Гарри вздрогнул. Его тело словно прошило электрическим разрядом, в кипящей крови бурлил адреналин и… Сила? Это была не его магия, он ощущал это. Но она была такой тёплой, знакомой, заботливо обволакивающей. Он даже не заметил, как невербальным заклинанием призвал палочку, только замечая её внезапный вес в ладони. Купаясь в волнах чужой магии, что так восторгающе приятно струилась по венам, он, как будто не замечая дементора, уверенно поднялся с колен, временно не ощущая боли от мелких ссадин на них и от содранной рукой кузена кожи на скуле. Теперь он знал, что делает.
— Экспекто Патронум! — родная палочка налилась в его ладони знакомым теплом. Вызвать счастливое воспоминание тоже удалось быстро, поскольку чужая магия стёрла на время все образы, что вызвали на поверхность разума дементоры. Яркий серебристый свет сорвался с кончика его волшебной палочки, приобретая… совершенно незнакомые очертания. Не было оленя с ветвистыми рогами, даже ничего похожего на лань. Свет лился и лился с палочки, являя наконец огромную, метров двадцать длиной, змею. Грёбаного василиска.
Гарри едва снова не уронил палочку. Такого он точно не ожидал. Но он шестым чувством понял, что это произошло также из-за чужой магии. Она не желала ему зла, как и Патронус. Они хотели защитить. Он меланхолично наблюдал, как переливается яркими серебрянными бликами чешуя огромного змея, когда тот прогнал первого дементора и, ползя по воздуху, подлетел ко второму, заставляя и того с дикими хрипами улетать прочь, словно волшебный защитник обжигал его. Только после этого Гарри устало опустил руку с зажатой в ней палочкой.
«Молодец, малыш.»
Том никогда не мог призвать Патронуса, хотя и пытался.

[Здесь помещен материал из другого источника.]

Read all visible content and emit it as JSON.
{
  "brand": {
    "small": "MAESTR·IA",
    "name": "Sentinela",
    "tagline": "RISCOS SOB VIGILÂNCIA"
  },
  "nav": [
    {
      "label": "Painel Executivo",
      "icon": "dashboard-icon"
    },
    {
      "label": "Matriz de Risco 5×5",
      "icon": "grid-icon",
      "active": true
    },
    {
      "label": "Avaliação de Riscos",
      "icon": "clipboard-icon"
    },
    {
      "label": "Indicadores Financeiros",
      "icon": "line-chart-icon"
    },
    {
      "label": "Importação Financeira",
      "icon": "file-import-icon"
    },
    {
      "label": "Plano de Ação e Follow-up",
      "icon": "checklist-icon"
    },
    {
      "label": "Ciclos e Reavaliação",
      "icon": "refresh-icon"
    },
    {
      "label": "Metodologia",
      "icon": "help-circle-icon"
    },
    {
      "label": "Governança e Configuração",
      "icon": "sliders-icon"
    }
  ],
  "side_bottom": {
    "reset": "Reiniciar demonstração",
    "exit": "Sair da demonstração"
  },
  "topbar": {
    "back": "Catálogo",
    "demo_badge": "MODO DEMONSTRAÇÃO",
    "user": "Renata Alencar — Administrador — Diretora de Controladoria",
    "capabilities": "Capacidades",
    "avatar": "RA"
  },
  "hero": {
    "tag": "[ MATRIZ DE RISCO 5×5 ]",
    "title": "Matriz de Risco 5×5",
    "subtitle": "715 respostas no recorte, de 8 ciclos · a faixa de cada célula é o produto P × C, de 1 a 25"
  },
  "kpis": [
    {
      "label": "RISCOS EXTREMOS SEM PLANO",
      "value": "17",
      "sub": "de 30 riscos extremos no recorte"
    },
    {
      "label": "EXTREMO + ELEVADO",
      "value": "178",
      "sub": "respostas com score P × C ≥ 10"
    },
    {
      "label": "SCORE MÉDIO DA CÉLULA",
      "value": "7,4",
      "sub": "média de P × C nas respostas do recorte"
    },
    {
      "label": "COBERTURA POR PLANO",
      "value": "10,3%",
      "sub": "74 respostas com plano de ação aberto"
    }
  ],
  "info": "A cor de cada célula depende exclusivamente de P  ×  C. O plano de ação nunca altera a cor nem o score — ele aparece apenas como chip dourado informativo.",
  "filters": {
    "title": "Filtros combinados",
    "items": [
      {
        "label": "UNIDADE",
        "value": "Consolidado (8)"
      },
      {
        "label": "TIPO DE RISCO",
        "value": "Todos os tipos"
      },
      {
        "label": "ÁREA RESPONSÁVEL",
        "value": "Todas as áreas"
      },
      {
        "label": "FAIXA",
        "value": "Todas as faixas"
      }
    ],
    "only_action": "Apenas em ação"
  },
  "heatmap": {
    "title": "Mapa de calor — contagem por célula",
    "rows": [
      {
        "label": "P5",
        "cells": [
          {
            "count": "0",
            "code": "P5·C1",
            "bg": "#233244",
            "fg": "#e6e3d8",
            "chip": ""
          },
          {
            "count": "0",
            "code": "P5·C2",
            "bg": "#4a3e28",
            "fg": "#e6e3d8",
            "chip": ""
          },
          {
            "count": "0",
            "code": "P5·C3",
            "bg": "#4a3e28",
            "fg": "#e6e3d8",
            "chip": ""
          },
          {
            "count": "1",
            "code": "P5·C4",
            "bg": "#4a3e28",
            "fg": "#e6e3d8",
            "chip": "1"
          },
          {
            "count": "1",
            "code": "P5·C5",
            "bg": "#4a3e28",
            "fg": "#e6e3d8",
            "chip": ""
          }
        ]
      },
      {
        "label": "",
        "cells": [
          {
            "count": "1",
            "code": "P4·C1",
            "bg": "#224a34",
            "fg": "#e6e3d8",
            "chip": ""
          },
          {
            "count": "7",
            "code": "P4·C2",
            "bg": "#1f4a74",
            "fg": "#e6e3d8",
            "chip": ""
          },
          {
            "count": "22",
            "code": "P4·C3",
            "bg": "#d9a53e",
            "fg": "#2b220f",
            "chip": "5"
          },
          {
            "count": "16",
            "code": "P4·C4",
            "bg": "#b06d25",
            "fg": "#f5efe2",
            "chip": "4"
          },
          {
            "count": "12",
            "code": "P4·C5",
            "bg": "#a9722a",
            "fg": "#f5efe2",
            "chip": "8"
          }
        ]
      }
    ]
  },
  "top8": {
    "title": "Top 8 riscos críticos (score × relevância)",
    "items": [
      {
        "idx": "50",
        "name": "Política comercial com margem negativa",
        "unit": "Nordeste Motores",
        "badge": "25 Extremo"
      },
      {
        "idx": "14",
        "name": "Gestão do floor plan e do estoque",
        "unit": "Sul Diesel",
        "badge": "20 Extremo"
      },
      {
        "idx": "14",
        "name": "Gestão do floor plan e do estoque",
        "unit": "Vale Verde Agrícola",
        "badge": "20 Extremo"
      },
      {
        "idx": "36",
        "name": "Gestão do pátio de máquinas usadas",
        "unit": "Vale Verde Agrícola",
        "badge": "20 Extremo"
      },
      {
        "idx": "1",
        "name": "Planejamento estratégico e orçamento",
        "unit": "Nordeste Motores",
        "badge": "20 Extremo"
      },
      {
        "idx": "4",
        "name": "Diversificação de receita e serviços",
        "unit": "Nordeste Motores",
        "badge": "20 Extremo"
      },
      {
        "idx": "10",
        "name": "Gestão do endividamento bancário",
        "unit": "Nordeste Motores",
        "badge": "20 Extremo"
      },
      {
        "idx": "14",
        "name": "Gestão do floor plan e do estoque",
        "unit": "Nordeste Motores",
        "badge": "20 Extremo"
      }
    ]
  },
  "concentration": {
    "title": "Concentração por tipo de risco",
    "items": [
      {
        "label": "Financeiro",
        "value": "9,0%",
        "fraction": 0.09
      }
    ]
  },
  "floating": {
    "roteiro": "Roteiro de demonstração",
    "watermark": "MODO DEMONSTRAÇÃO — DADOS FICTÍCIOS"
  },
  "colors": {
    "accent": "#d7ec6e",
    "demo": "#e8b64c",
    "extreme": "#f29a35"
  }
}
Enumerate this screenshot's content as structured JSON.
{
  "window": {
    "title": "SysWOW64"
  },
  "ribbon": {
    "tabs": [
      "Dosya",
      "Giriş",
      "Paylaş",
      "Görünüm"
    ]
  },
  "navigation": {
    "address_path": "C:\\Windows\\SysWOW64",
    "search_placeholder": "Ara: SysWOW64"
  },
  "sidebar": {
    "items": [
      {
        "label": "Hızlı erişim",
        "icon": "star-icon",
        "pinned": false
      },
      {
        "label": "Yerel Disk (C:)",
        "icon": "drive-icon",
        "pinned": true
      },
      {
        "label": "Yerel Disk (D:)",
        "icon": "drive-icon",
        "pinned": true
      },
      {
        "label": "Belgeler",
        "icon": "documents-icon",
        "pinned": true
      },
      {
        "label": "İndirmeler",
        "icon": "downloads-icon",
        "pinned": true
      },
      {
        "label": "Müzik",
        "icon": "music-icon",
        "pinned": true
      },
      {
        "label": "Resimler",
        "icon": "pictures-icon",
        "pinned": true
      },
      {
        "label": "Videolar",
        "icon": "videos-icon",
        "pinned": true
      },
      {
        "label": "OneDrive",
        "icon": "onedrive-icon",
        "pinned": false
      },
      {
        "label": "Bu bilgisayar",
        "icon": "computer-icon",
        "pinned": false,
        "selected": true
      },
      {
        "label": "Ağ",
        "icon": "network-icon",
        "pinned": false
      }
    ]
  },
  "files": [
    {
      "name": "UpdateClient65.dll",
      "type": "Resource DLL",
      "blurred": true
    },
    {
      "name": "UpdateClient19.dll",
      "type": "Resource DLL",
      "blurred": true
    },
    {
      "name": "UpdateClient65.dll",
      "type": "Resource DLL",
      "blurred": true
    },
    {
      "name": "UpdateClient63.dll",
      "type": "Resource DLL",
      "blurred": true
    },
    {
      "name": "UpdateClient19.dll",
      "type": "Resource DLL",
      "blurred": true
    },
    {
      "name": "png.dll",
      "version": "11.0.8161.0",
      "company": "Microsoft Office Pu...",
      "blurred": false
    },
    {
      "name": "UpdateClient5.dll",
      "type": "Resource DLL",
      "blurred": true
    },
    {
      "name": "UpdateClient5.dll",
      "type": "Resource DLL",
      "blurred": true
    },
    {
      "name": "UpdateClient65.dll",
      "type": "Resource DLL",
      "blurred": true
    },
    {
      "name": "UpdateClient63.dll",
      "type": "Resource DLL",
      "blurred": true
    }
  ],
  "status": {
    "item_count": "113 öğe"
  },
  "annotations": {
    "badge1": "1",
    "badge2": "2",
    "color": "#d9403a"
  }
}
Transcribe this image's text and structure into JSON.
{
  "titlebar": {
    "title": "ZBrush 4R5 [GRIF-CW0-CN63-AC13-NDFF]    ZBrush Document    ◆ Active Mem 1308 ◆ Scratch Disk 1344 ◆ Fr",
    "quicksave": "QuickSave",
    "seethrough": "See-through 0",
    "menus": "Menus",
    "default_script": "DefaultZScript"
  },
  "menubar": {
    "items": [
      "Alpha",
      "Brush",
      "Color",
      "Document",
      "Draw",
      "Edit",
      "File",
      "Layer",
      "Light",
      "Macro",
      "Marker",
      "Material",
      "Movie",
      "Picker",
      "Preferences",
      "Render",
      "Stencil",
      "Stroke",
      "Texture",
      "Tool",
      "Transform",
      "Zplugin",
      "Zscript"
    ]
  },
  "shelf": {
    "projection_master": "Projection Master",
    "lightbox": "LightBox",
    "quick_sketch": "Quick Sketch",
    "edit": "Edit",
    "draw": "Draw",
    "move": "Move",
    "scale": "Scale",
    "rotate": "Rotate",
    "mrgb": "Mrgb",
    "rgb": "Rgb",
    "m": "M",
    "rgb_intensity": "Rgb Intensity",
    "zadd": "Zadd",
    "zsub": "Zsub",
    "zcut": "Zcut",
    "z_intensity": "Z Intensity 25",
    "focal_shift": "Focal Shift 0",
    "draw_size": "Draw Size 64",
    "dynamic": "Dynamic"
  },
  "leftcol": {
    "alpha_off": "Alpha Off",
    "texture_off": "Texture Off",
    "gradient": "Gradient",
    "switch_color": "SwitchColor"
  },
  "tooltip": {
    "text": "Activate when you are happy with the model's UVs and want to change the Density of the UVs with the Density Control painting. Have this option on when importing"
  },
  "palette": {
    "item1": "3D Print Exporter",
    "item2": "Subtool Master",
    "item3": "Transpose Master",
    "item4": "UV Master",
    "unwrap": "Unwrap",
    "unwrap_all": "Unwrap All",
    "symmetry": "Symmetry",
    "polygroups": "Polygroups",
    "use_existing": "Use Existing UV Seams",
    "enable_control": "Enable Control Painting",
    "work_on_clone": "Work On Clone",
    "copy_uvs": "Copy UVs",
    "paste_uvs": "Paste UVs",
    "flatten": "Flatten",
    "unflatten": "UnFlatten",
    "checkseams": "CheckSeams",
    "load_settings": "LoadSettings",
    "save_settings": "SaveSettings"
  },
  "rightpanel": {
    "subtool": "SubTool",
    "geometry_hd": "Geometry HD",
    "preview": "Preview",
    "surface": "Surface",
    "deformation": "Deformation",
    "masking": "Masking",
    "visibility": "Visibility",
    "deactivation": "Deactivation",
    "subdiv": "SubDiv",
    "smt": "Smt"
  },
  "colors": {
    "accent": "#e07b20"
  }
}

Это было весьма необычное зрелище — Поттер использовал привычный для себя навык через восприятие магии Волдеморта. И он испытал что-то подозрительно похожее на радость от этого вида, от ассоциаций. Это животное было самым достойным из всех возможных, к тому же указывало на его наследие. Сам Король змей. Он даже похвалил Гарри, который всё ещё был в ступоре, и от прозвища, которым его назвали, в том числе. Это было даже забавно, только ситуация не самая уместная для смеха. Том остановил поток магии через их связь, которая, как ему показалось, от всего этого действия существенно окрепла. Он был твёрдо уверен, что, пока он сам не захочет этого, связь просто так не оборвётся, и он сможет находиться в голове мальчишки, который ещё ни о чём не подозревал, сколько захочет.